Consider the findings of the research firm Audit Analytics. According to the Wall Street Journal, Audit Analytics looked at how often the term ‘non-GAAP’ appeared in proxies disclosing management pay for companies in the Standard and Poor’s 500 Index. It found that the phrase showed up 58pc of the time last year, up from 27pc five years ago.
GAAP, of course, stands for generally accepted accounting principles. Using non-GAAP accounting creates much easier performance targets for senior management to hit to justify fat compensation. This is consistent with earnings being increasingly gamed by companies. But it is also an admission by management that, whatever quibbles you might have with GAAP, a lot of non-GAAP accounting means that they’re just making it up as they go along.
Improvisation may be great for jazz musicians and stand-up comedians, but it has no place in the tool kit of corporate executives and accountants. But that is the only way that many underperforming management teams are able to capture their gargantuan compensation.
But we know more today than ever about how over-the-top executive pay has become. That’s because there is an increasing amount of data available about management compensation, thanks to one little-known aspect of the Dodd-Frank Act. This has made it easier to compare executive compensation against corporate stock returns.
The results are rather startling and confirm what some of us have long suspected: The most overpaid CEOs actually destroy shareholder value. To quote a Harvard Law School study:
“The 10 companies we identified as the most overpaid firms as a group underperformed the S&P 500 index by a gaping 10.5pc and actually demolished shareholder value as a group with -5.7pc financial returns.”
Those in the best position to press for changes in executive pay are the giant fund companies like BlackRock Inc. and Vanguard Group Inc. Funds hold about 25pc of all US equities, according to Rosanna Landis Weaver, author of ‘Power of the Proxy,’ a study of executive compensation.
There are some signs that this starting to happen. BlackRock told the Financial Times that in 2015, it “voted against 16pc of management proposals on compensation globally.” Vanguard Chairman and CEO Bill McNabb said in an interview last fall that rather than only rely on proxy votes, the firm has been pressuring companies behind the scenes to pare back outrageous packages. That approach makes sense, given that the indexing giant, for the most part, can’t simply sell the stock of uncooperative companies without uncoupling their funds from the indexes they are trying to track.
But the reality remains that shareholders are paying executives big bucks for simply keeping a chair warm during a bull market. That isn’t performance-based pay; it’s dumb-luck-based pay.

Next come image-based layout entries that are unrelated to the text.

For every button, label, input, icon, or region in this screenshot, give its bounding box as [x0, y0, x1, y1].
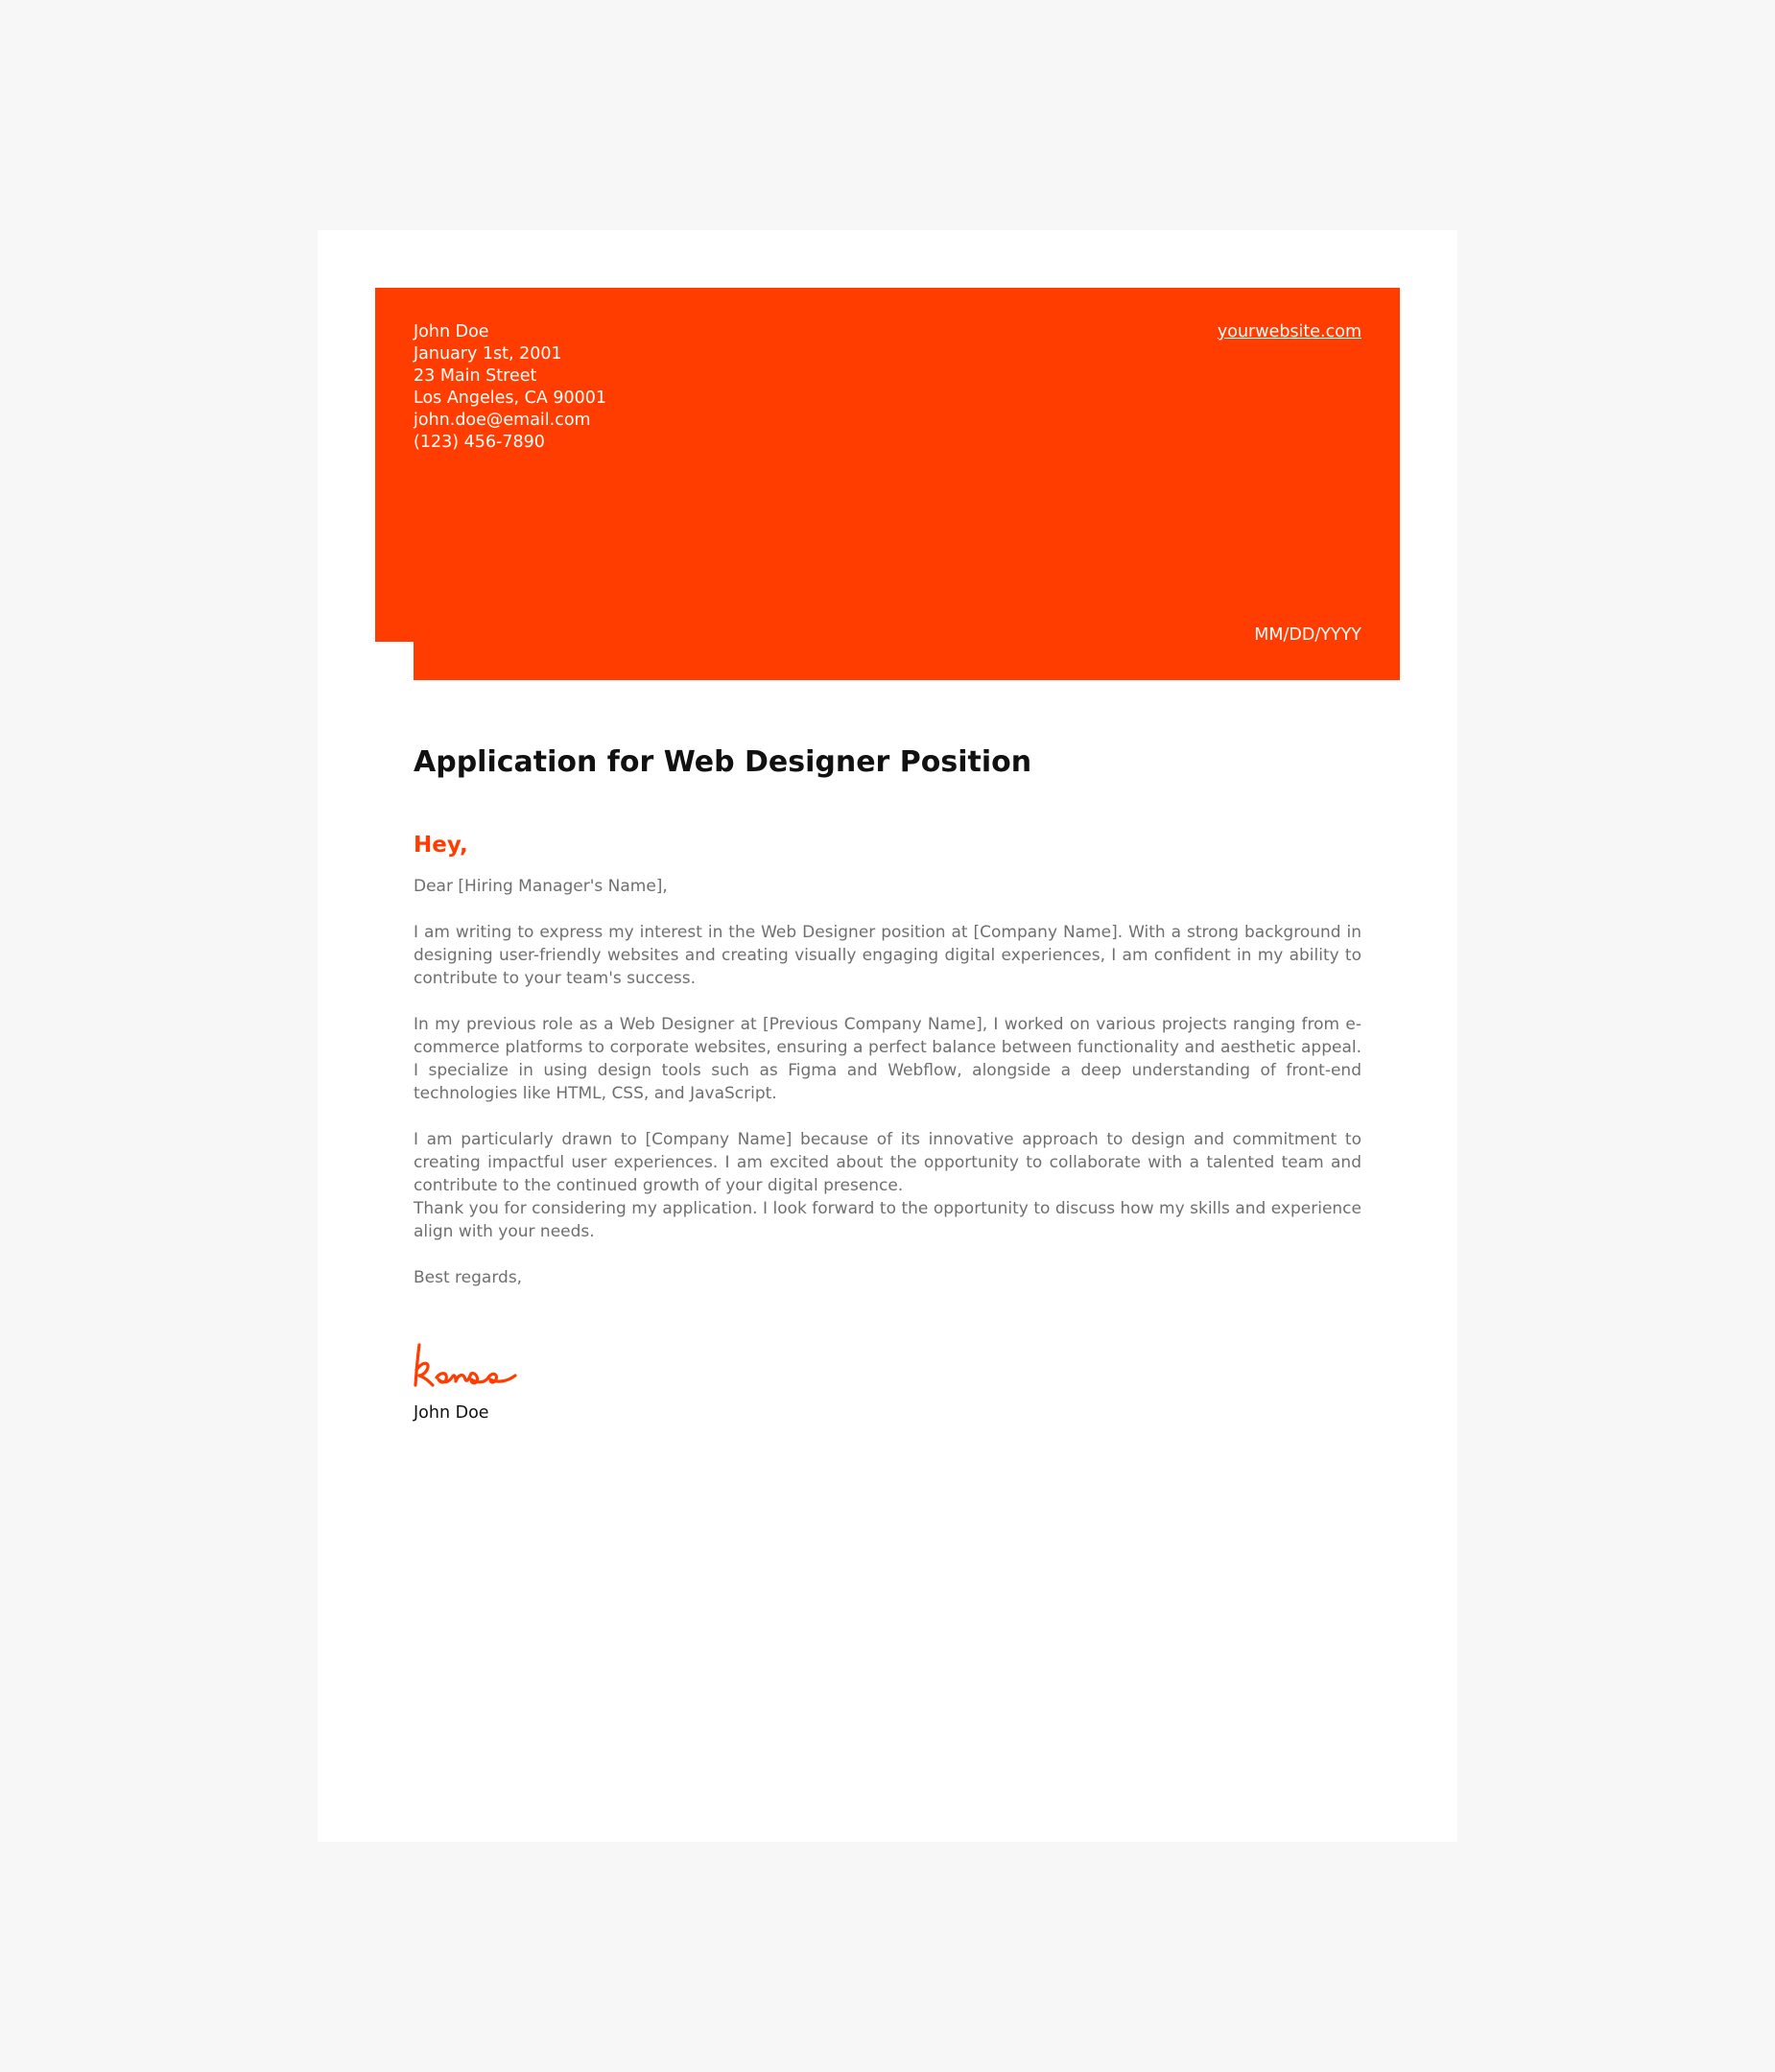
salutation: Dear [Hiring Manager's Name], — [414, 877, 668, 896]
paragraph-1: I am writing to express my interest in the Web Designer position at [Company Name]. With a strong background in designing user-friendly websites and creating visually engaging digital experiences, I am confident in my ability to contribute to your team's success. — [414, 923, 1361, 988]
contact-city: Los Angeles, CA 90001 — [414, 388, 607, 408]
website-link[interactable]: yourwebsite.com — [1217, 322, 1361, 341]
paragraph-2: In my previous role as a Web Designer at [Previous Company Name], I worked on various projects ranging from e-commerce platforms to corporate websites, ensuring a perfect balance between functionality and aesthetic appeal. I specialize in using design tools such as Figma and Webflow, alongside a deep understanding of front-end technologies like HTML, CSS, and JavaScript. — [414, 1015, 1361, 1103]
contact-info — [414, 321, 606, 454]
contact-phone: (123) 456-7890 — [414, 433, 545, 452]
paragraph-3: I am particularly drawn to [Company Name] because of its innovative approach to design and commitment to creating impactful user experiences. I am excited about the opportunity to collaborate with a talented team and contribute to the continued growth of your digital presence. — [414, 1130, 1361, 1195]
paragraph-4: Thank you for considering my application. I look forward to the opportunity to discuss how my skills and experience align with your needs. — [414, 1199, 1361, 1241]
letter-content — [414, 742, 1361, 1423]
contact-birthdate: January 1st, 2001 — [414, 344, 562, 364]
header-notch — [375, 642, 414, 680]
closing: Best regards, — [414, 1268, 523, 1287]
greeting: Hey, — [414, 833, 468, 858]
header-banner — [375, 288, 1400, 680]
contact-street: 23 Main Street — [414, 366, 537, 386]
signer-name: John Doe — [414, 1403, 489, 1423]
letter-title: Application for Web Designer Position — [414, 745, 1032, 779]
contact-name: John Doe — [414, 322, 489, 341]
contact-email: john.doe@email.com — [414, 411, 591, 430]
letter-page — [318, 230, 1457, 1842]
letter-body — [414, 875, 1361, 1289]
letter-date: MM/DD/YYYY — [1254, 625, 1361, 645]
signature-icon — [414, 1341, 519, 1391]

Executives should be paid for how well they do relative to their peer group. Relative performance versus a company’s competitors provides a basis for justifying higher than average compensation. Basing pay on absolute stock performance tells you little about management performance if we are in a bull or bear market. How well the market is doing surely is not attributable to things management can control.

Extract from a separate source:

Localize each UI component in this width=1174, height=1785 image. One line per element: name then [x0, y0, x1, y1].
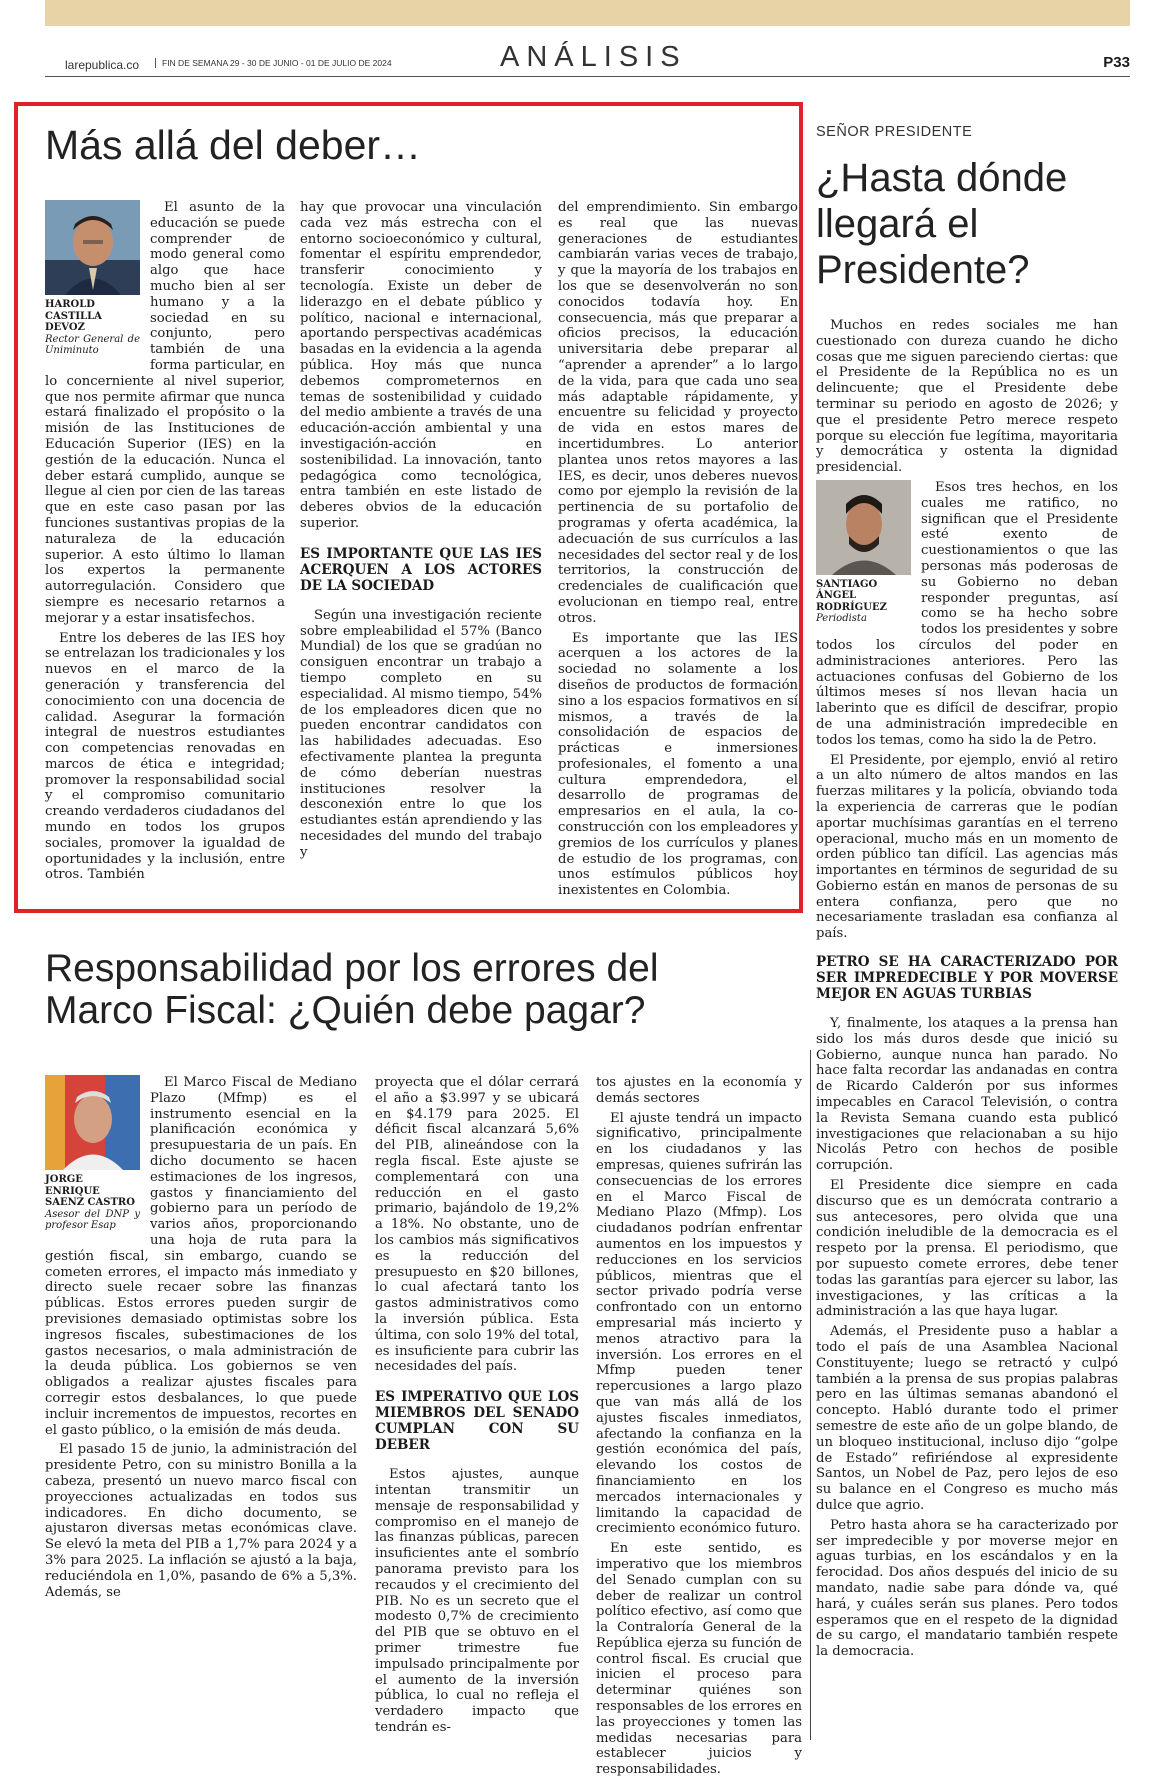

There are other readily identifiable, easily tracked metrics versus corporate peers that make much more sense to use as the basis for compensation. I would suggest starting with: a) revenue and earnings growth; b) return on invested capital; c) development and execution of long-term strategy; d) innovation and intellectual-property development; and e) market-share gains. Note that the stock price isn’t one of these metrics.
Executive pay should resemble a zero-sum game. If one CEO gets a huge bonus, it means he or she is doing better than the competition — and management of those other companies should get much smaller bonuses. When you see all pay going up in an industry group, you know something’s wrong.